Bilal asked multiple questions / made multiple statements in his article, I will respond to two of these specifically to explain the way HA handles failures/isolation:

In this case within 30 sec of the management network outage, each host would have declared itself isolated and wont attempt to restart any VMs like the primaries would in vSphere 5.

So why is this? As soon as a Master is isolated it will drop “ownership” of datastores on which VMs are running that are part of its cluster. Before the other hosts trigger the isolation response for a given VM they will validate if the datastore on which this VM is stored is “owned” by a master. In the case of a cluster wide isolation due to a network outage / maintenance the ownership would be dropped and this would result in HA not triggering the isolation response. This is a major change compared to vSphere 4.x and prior!

Now what happens when the network outage is over and the hosts are in a position to talk to each other? I have not been able to find documentation on whether an isolated host will enter an election (vSphere 4 or 5) ones the communication channel is open and bring the cluster back to life.

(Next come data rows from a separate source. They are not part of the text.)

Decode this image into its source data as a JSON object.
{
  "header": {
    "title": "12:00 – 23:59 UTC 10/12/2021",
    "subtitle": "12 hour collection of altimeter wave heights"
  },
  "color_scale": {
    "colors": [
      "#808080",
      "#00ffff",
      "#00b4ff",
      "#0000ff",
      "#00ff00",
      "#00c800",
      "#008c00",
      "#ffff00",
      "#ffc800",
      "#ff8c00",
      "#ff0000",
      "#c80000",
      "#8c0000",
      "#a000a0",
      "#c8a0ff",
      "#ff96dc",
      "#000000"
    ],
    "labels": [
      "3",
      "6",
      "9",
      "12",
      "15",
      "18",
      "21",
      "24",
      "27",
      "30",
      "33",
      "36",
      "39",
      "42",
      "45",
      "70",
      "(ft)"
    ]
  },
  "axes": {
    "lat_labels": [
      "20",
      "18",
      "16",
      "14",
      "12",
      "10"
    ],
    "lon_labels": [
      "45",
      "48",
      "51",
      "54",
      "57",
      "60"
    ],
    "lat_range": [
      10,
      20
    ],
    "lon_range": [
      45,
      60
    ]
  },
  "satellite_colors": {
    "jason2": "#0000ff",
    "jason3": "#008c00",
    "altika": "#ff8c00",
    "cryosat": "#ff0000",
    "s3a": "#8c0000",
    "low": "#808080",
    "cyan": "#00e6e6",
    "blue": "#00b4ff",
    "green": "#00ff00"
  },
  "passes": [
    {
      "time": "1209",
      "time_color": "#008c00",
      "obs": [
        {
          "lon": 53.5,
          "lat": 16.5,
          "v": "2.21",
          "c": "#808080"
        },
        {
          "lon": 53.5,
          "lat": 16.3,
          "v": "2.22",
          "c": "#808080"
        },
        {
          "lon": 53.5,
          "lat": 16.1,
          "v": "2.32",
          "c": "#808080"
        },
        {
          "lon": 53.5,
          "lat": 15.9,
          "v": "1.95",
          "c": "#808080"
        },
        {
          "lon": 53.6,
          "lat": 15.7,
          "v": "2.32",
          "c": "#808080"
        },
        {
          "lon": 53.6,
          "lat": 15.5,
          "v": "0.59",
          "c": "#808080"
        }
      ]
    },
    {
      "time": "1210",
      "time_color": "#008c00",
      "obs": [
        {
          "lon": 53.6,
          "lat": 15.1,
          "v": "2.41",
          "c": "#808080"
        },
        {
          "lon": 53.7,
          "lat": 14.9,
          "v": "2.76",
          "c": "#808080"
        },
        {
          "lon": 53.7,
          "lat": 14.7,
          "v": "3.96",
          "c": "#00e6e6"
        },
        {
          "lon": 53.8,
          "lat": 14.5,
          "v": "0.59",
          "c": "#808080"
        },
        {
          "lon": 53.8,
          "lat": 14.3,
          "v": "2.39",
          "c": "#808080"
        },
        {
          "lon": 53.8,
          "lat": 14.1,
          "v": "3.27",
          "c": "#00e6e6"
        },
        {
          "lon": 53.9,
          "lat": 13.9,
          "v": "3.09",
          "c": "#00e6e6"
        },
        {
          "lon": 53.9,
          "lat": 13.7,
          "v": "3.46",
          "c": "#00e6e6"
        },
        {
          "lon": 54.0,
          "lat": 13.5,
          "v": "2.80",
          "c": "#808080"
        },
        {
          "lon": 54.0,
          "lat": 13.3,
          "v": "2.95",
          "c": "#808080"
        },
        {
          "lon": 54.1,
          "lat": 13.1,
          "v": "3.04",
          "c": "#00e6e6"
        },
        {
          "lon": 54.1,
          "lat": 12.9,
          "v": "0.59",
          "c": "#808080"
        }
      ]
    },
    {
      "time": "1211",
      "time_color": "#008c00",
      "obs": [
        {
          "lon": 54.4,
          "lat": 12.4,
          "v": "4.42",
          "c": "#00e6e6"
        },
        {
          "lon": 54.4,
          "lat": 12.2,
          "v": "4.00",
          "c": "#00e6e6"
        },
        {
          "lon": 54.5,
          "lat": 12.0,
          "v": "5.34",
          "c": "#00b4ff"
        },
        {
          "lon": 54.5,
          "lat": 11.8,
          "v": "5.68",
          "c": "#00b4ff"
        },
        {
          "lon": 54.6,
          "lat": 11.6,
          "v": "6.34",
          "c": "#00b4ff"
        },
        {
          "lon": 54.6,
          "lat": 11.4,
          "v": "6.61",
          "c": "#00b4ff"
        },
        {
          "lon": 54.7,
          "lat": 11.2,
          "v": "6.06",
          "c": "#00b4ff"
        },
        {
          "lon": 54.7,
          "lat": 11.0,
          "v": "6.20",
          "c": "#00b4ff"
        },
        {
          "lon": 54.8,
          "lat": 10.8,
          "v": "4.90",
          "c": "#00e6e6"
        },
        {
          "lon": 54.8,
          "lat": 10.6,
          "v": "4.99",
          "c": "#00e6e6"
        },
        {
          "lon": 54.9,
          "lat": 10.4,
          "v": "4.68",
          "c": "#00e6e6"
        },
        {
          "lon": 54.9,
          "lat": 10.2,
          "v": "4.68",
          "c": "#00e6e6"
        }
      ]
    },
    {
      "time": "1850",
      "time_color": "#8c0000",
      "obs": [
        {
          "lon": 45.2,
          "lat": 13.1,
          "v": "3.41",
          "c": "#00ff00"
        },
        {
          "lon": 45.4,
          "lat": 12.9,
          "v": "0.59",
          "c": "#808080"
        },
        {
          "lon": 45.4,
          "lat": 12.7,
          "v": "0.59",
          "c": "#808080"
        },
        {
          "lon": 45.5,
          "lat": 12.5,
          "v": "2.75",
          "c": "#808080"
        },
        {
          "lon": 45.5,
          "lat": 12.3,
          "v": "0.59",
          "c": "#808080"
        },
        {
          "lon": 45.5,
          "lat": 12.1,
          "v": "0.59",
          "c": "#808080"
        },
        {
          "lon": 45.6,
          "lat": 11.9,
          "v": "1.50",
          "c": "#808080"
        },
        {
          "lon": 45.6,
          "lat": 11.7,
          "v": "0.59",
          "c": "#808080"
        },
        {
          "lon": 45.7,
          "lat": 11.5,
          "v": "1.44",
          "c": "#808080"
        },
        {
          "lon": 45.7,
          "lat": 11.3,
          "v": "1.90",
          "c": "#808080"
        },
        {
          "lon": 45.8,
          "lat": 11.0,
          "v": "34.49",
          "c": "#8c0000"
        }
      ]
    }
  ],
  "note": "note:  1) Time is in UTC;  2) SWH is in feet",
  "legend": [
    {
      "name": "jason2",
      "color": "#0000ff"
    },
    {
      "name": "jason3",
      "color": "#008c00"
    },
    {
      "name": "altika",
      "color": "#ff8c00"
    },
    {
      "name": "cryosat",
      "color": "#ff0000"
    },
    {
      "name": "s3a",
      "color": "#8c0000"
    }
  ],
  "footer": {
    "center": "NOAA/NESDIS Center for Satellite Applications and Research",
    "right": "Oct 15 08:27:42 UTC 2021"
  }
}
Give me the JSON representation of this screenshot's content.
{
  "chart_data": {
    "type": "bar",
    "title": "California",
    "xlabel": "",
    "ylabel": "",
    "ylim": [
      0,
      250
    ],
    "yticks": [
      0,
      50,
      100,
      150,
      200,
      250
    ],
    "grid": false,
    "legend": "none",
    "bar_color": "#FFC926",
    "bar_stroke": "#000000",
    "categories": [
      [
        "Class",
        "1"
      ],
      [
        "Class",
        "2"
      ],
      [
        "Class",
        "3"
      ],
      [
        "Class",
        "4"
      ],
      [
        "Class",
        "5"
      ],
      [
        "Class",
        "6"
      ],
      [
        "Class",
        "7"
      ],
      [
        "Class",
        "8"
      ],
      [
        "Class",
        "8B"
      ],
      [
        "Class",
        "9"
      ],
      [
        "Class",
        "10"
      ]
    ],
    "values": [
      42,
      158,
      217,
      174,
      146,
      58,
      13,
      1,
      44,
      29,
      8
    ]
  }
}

Lets focus on vSphere 5.0 as that seems most relevant. A host remains isolated until it observes HA network traffic, like for instance election messages OR it starts getting a response from an isolation address. Meaning that as long as the host is in “isolated state” it will continue to validate its isolation by pinging the isolation address. As soon as the isolation address responds it will initiate an election process or join an existing election process and the cluster will return to a normal state.

There’s absolutely no need to manually intervene. HA takes care of all of this for you.